‘Game of Thrones’ is nearing its finale, but Raleigh Ritchie's music career is just taking off. He talks to Document about perfectionism, imposter syndrome, and the enduring influence of Amy Winehouse.

Raleigh Ritchie is a bit of a perfectionist. “I don’t know where it comes from,” the British musician and actor—real name Jacob Anderson—tells me. “And that’s what I’m trying to work out at the moment.”

Ritchie is mostly known for playing Grey Worm on Games of Thrones, one of the biggest television shows of all time (the final episode of Season 7 racked up 12.1 million viewers when broadcast in 2017, and the series finale this year is only likely to build on that). But outside of his acting work, Anderson goes by Raleigh Ritchie, the alias under which he’s creating what he calls “confessional pop” music.

Currently, Ritchie’s Instagram bio reads, “PhD in sadboi;” a succinct summary of his obsession with heartache. He’s approachable yet sincere—keen to make you feel comfortable while getting his point across. Since releasing his debut album, You’re a Man Now, Boy, in 2016, Ritchie has been steadily honing his own cathartic form of RnB—marrying exceptionally produced beats with exposed lyrics to create heartfelt earworms. “I love finding the dark in lightness and the playfulness and comedy in darkness,” Ritchie explains. “I think the word is ‘dichotomy.’”

Top and shoes by Margaret Howell. Jeans by Levi’s.

I ask him why we’re obsessed with finding new angles on old subjects. Is it because that might be one of the only ways left of producing original works? “Possibly, yeah,” he responds. “It makes sense the only way to really find something original is to find a different approach to the things that have been done a million times before.”

A lot has happened to Ritchie recently. At the end of last year, he married fellow actress Aisling Loftus, and as Game of Thrones is about to come to an end, he’s about to finish his second album. “I’ve just starting to come to a place when I’m really happy with what we’re doing,” Ritchie tells me.

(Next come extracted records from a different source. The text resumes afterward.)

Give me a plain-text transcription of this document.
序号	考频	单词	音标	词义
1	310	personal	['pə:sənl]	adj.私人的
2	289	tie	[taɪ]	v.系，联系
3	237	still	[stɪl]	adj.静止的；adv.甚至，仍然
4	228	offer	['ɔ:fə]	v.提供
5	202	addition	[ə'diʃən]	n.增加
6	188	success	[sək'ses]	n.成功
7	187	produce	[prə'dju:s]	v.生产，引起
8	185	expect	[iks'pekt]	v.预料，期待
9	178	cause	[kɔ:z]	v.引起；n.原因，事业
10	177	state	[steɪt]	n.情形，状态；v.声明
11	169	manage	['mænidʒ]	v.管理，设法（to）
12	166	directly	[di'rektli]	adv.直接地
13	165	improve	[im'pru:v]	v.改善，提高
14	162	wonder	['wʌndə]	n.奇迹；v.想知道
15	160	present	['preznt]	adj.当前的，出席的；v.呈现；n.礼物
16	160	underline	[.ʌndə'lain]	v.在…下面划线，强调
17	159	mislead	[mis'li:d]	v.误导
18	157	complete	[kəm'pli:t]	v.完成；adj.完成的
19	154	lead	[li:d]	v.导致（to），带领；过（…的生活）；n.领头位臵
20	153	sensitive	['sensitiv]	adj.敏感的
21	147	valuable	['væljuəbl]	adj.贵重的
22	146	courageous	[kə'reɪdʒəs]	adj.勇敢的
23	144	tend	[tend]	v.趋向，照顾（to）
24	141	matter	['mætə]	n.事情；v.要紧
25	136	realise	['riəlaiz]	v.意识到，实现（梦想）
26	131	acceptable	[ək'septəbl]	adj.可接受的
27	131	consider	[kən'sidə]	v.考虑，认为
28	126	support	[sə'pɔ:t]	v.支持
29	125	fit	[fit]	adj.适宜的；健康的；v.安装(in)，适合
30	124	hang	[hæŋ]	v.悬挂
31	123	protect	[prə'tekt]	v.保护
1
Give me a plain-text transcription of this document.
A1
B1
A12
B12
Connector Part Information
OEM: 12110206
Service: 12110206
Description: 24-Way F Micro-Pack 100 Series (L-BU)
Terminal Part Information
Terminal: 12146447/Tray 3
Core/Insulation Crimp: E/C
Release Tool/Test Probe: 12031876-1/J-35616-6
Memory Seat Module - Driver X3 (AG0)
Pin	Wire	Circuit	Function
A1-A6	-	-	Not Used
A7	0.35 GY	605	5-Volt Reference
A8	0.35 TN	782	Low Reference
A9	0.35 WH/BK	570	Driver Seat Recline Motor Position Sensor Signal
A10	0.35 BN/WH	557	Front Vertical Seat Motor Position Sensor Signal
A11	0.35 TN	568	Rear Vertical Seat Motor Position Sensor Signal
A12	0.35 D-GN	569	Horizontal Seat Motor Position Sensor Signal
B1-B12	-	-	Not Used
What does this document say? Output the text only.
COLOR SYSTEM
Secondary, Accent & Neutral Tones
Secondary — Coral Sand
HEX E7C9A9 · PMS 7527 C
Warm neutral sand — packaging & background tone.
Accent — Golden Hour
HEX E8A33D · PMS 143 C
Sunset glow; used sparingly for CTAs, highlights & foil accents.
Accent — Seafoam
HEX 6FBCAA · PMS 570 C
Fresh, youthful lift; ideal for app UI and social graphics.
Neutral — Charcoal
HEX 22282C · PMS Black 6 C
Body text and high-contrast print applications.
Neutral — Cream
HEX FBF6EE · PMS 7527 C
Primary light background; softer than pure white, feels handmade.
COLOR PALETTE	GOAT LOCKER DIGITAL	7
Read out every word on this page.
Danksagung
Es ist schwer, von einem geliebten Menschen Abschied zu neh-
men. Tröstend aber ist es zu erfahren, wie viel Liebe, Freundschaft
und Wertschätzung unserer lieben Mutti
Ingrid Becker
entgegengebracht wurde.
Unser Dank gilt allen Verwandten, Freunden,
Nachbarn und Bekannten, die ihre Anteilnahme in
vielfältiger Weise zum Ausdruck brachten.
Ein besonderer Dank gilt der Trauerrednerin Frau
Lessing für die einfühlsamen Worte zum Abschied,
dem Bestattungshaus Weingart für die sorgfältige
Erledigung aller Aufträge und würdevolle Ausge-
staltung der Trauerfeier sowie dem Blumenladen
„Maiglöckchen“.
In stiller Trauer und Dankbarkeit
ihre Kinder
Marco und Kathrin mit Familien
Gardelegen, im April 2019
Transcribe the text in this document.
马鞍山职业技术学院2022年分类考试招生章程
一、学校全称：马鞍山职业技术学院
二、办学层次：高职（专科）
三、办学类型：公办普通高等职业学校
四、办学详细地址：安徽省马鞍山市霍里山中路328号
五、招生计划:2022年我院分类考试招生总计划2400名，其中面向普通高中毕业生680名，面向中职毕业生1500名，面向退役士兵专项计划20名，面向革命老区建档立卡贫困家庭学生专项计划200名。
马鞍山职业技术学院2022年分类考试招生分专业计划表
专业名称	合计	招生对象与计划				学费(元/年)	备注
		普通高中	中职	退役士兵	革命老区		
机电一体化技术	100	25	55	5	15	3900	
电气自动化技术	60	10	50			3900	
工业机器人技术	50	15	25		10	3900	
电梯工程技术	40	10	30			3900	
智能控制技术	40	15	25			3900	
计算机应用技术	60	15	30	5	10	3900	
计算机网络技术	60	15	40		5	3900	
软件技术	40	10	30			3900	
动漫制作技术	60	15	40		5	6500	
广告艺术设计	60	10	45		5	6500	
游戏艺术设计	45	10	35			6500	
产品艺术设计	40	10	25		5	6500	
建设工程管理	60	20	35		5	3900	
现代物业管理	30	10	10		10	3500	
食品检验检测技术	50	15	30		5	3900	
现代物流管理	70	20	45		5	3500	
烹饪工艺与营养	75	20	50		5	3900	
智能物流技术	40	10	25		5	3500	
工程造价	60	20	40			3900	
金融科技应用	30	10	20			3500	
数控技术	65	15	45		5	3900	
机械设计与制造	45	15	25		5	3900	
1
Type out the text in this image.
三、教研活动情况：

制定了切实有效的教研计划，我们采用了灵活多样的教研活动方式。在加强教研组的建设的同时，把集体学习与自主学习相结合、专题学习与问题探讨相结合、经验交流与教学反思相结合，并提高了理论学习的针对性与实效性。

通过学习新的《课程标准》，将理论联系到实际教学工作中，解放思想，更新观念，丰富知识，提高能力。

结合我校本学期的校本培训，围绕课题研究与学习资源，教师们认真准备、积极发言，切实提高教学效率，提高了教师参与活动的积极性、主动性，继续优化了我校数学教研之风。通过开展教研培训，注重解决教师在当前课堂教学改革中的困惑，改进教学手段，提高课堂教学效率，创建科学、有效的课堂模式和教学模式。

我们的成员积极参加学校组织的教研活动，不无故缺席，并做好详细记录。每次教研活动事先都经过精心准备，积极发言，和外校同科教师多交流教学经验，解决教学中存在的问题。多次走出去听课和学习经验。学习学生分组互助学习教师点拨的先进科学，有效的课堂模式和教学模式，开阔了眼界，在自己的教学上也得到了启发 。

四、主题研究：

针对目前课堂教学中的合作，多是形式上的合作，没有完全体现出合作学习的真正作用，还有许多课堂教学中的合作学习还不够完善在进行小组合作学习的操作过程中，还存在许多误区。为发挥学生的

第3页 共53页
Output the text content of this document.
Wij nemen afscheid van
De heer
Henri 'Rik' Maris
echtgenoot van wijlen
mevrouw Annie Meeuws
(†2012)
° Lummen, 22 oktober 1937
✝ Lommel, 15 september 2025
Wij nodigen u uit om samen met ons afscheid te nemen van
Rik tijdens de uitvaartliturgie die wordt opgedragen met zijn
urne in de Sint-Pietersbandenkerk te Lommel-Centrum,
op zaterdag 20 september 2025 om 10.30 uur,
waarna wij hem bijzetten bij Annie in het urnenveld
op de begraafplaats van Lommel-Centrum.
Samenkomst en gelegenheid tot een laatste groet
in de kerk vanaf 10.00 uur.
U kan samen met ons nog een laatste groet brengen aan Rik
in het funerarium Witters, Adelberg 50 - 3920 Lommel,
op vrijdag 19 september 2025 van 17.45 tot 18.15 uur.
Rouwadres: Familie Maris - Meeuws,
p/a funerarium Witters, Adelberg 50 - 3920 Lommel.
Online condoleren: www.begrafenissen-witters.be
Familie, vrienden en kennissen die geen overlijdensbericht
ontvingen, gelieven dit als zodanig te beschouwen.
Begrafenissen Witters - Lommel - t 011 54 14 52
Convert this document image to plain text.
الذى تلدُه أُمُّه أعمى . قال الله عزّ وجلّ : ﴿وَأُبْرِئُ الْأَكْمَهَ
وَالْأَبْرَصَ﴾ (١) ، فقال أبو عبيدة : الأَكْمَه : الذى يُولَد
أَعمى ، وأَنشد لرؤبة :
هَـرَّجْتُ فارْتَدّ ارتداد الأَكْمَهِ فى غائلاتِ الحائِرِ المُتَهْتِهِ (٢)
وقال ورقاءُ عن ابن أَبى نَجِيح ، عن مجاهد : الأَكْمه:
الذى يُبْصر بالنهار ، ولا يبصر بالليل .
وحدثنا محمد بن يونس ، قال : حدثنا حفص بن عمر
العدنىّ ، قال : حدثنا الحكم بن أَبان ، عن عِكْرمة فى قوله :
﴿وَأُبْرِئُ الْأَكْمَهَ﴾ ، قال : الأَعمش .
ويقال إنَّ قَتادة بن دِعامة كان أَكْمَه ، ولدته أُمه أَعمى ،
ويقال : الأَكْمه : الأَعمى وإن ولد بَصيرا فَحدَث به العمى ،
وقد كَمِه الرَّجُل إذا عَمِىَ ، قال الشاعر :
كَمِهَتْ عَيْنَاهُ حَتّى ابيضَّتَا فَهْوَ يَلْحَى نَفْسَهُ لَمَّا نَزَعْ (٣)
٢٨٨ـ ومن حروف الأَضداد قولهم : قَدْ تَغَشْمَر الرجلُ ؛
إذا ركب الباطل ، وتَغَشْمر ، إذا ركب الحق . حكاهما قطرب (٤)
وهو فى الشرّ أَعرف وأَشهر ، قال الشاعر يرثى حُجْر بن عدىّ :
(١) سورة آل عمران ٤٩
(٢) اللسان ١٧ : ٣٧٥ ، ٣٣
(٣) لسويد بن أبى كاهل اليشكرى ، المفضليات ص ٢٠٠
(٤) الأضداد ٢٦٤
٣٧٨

You don’t need to know a lot of personal details about Ritchie’s life to see where his music comes from. In the track “Unicron Loev” (yes, that’s the right spelling) he gushes over the sense of comfort and wonder of being in a supportive relationship. “I’ll never be cynical / ‘Cause you wouldn’t have it / I believe in miracles, I believe in magic.”

But it doesn’t stop Ritchie worrying about what happens after he puts himself out there. “Yeah, I’m terrified of it,” he confesses. “You suddenly become self-conscious of expectations, and at the same time, you want to do something different, yet you don’t want to lose what makes you good.”

Sweater by Louis Vuitton. Ring model’s own.

Growing up in Bristol, in the southwest of England, Ritchie says the city’s stellar history of music and culture was both a blessing and a curse: “It’s a very energetic and creative place and I took some of that but I was also a little bit scared and vulnerable.” The area’s deep-rooted Sound System culture, which first emerged with immigration from the Caribbean in the 1960s, went on to birth Massive Attack and Portishead—what is now dubbed the Bristol Sound.

But it wasn’t just his hometown’s heritage that perhaps nudged Ritchie down the creative route. “I had very musical parents,” he explains. “My dad is a proper geek about music—not just who the band is, but who wrote it. My mum listens to a proper mishmash of stuff, but it was my dad who introduced me to dub music as well as The Smiths and The Clash.”

That early education might have given him a solidly eclectic bedrock, but it was the music of Ritchie’s teenage years that’s clearly stayed with him: “It was Amy Winehouse who taught me it was okay to be this honest about the contents of your head, and I really responded to that.”

Ritchie says he has been putting his feelings into words since childhood. “I was writing lyrics before I even knew what they were!” he laughs. Despite his parents’ separation, he paints a content picture of his childhood, though at times he felt a bit like an island. “I didn’t open up to people that much,” he says.

Top by Margaret Howell. Jeans by Levi’s.

Whatever feelings he was working through then are ones he’s still circling back to now. “I have a slight obsession about things that I cared about when I was a child,” he confesses. “Like most adults, we meet those traumas again [later in life].”

At the same time, Ritchie has a mature head on him, and you get the feeling he’s always been older than his years. This might account for some of that eagerness to make something of himself, to push himself in a new direction while meeting an exceedingly high bar he set himself. “I go to therapy,” Ritchie says when I ask him where his tendency to feel inadequate comes from. “And I’m trying to find out what’s made me hold back in the past. I can be very hard on myself, and I think that’s because I am a discerning consumer of things made by the industries I work in.”

Despite his harsh inner criticism, for the moment, Ritchie is just focusing on finishing his next album. “I want to make sure I’m saying the stuff I need to get off my chest,” he says. As a perfectionist, he might not always be happy with the results, but the act of catharsis is equally important.